UK Parliament advances digital waste tracking legislation, targeting 100,000 operators by October 2027

The UK’s new system replaces paper with real-time data, closing the loopholes that rogue operators exploit.

UK – The UK Government has laid legislation before Parliament to introduce mandatory digital waste tracking in England, with waste-receiving sites required to comply from October 2026 in the first phase covering approximately 12,000 operators, expanding to all waste collectors including up to 100,000 operators by October 2027.

The commitments, intended as secondary legislation, will set into law a requirement for certain waste businesses to perform real-time audits of materials they are handling from later this year. 

The digital scheme was initially proposed as part of the 2018 Resources and Waste Strategy, with an original target for implementation by the 2023/24 financial year.

Why Digital Tracking Matters for Waste Management

The existing approach is based on an outdated, largely paper-based system that is highly bureaucratic and fails to provide sufficient information to support law enforcement agencies to investigate and pursue waste crime. 

Mary Creagh, circular economy minister, explained that through the Waste Crime Action Plan, the Government is tightening the net on waste cowboys. 

She noted that the Digital Waste Tracking Service will give authorities better, more reliable evidence to go after rogue operators and shut them down, while also speeding up paperwork for legitimate operators and cutting red tape.

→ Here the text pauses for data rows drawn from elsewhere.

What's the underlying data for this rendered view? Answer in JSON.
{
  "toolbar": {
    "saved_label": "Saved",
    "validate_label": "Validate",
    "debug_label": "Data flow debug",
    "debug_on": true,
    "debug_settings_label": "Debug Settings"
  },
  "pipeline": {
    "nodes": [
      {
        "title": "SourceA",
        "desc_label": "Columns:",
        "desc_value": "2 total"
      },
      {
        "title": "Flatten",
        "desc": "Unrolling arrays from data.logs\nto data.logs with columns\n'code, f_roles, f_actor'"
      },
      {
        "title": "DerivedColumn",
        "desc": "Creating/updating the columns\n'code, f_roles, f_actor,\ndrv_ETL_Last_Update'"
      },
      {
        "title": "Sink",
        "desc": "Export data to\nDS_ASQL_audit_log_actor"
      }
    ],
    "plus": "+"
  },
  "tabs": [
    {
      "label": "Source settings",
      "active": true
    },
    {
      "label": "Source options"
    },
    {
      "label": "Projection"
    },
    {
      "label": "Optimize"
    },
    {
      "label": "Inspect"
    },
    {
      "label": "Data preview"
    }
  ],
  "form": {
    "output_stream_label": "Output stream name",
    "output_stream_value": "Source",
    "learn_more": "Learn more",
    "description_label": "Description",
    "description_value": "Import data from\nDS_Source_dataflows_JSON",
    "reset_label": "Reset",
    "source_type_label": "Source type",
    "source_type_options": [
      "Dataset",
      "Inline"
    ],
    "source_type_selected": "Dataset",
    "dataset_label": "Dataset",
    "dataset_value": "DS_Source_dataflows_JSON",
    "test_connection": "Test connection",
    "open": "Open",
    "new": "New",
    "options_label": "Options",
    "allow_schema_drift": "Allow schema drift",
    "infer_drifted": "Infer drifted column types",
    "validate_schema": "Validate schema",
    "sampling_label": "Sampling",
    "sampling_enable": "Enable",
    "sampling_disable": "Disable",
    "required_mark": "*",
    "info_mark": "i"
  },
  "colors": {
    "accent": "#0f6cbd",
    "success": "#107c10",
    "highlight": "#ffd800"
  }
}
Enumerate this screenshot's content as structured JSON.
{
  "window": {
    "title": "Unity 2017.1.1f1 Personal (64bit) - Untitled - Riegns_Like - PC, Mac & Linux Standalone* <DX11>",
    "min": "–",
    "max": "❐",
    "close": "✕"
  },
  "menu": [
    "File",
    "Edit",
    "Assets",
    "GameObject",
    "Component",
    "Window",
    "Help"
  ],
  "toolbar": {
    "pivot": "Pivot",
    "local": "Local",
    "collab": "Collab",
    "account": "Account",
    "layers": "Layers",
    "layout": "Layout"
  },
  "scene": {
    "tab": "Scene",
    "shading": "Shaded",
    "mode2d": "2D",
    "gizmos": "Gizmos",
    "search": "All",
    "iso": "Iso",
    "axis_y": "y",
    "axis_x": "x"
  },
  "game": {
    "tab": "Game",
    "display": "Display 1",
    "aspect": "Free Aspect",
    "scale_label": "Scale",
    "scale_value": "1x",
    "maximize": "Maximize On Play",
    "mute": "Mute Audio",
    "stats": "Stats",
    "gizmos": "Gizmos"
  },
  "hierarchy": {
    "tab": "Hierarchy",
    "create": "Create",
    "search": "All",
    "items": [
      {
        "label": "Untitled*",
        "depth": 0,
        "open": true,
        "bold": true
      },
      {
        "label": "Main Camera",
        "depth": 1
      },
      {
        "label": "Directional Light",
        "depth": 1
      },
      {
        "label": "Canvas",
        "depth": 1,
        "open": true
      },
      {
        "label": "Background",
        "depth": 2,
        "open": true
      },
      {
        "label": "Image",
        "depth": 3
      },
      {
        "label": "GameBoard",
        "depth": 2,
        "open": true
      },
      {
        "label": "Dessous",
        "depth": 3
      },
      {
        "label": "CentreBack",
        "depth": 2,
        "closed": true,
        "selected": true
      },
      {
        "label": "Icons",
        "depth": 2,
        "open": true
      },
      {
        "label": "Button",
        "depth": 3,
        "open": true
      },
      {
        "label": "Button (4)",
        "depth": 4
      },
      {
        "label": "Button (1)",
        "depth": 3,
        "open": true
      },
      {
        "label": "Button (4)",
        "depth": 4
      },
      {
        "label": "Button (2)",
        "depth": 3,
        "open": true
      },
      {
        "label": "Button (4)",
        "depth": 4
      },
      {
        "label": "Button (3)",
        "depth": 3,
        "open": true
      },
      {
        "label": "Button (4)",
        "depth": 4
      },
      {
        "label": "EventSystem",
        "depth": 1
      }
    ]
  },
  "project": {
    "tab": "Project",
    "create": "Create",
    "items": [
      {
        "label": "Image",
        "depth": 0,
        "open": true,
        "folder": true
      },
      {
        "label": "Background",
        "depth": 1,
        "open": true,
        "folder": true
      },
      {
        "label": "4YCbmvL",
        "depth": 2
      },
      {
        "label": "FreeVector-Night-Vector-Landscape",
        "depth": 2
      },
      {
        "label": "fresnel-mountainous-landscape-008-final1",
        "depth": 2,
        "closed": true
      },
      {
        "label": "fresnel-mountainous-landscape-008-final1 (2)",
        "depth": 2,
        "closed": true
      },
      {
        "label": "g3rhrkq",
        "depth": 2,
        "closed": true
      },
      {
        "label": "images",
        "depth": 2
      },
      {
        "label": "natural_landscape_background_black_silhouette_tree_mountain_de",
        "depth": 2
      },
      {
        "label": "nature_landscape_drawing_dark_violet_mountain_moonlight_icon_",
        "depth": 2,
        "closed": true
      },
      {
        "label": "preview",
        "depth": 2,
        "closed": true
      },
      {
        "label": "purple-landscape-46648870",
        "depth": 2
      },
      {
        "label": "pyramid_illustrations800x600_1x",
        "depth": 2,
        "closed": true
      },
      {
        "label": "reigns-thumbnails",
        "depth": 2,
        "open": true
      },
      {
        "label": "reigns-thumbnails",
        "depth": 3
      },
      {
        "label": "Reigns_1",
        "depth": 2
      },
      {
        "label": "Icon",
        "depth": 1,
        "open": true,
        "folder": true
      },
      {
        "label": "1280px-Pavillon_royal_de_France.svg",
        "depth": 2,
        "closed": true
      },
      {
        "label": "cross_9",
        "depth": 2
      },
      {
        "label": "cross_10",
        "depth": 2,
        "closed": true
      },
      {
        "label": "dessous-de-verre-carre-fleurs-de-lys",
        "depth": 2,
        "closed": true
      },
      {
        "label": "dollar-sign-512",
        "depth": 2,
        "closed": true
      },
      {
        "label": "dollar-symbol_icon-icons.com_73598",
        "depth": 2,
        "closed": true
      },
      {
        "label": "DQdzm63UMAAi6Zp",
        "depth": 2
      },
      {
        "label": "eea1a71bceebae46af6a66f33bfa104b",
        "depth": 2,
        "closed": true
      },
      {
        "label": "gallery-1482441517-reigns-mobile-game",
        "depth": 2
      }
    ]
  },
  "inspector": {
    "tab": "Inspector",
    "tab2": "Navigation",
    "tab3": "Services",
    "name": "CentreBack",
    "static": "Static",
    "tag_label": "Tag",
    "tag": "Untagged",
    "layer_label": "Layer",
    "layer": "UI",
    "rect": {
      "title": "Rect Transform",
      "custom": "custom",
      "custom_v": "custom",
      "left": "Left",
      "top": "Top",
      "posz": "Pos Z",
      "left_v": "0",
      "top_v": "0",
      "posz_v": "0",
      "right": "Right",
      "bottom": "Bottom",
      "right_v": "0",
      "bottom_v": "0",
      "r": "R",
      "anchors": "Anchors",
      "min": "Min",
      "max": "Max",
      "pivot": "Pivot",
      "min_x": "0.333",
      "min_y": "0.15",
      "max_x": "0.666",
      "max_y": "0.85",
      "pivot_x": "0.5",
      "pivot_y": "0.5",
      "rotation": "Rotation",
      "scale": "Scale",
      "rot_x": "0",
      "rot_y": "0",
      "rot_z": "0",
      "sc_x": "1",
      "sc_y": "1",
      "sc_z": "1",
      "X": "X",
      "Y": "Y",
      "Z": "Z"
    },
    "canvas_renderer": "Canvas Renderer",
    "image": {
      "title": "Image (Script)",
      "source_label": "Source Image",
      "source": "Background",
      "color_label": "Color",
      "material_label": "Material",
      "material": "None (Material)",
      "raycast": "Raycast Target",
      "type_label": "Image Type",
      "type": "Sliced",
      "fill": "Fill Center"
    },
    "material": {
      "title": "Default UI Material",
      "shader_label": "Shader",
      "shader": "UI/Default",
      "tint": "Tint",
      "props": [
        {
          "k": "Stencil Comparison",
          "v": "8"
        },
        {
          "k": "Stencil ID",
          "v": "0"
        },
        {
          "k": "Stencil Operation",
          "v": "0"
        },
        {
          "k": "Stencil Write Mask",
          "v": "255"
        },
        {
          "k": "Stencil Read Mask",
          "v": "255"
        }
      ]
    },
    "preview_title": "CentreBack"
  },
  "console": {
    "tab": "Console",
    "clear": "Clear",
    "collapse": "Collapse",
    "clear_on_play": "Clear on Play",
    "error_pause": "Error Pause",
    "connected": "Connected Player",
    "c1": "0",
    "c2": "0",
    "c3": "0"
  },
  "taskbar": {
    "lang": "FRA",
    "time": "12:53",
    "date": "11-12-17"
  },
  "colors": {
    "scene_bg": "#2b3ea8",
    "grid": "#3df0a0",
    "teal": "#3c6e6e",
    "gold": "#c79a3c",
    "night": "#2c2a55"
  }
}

Phased Rollout Across the UK

Scotland has committed to require tracking from sites by January 2027. The first planned phase applies to waste-receiving sites in England, Northern Ireland, and Wales. 

A second phase will start making the tracking service available to all waste collectors under a public beta test from spring 2027, before becoming mandatory from October 2027. 

Defra said this could potentially bring 100,000 operators into scope.

Industry Response

Jacob Hayler, executive director of the Environmental Services Association, stated that the introduction of the legislation to Parliament is an important step to help address waste crime.

He noted that implemented successfully, digital waste tracking should make it easier for waste producers to be sure they are dealing with legitimate operators, while also providing useful and timely data to regulators to crack down on cowboys. 

He urged operators across the industry to engage with the beta testing phase and said the ESA looks forward to working with the Government to refine and successfully roll out the process ahead of mandatory adoption.

When Paper Trails Become Digital

A waste consignment that moves from a skip to a truck to a landfill without digital tracking leaves no auditable trail. 

The UK’s new system replaces paper with real-time data, closing the loopholes that rogue operators exploit. For legitimate waste businesses, the shift is paperwork reduction. For the Environment Agency, it is evidence.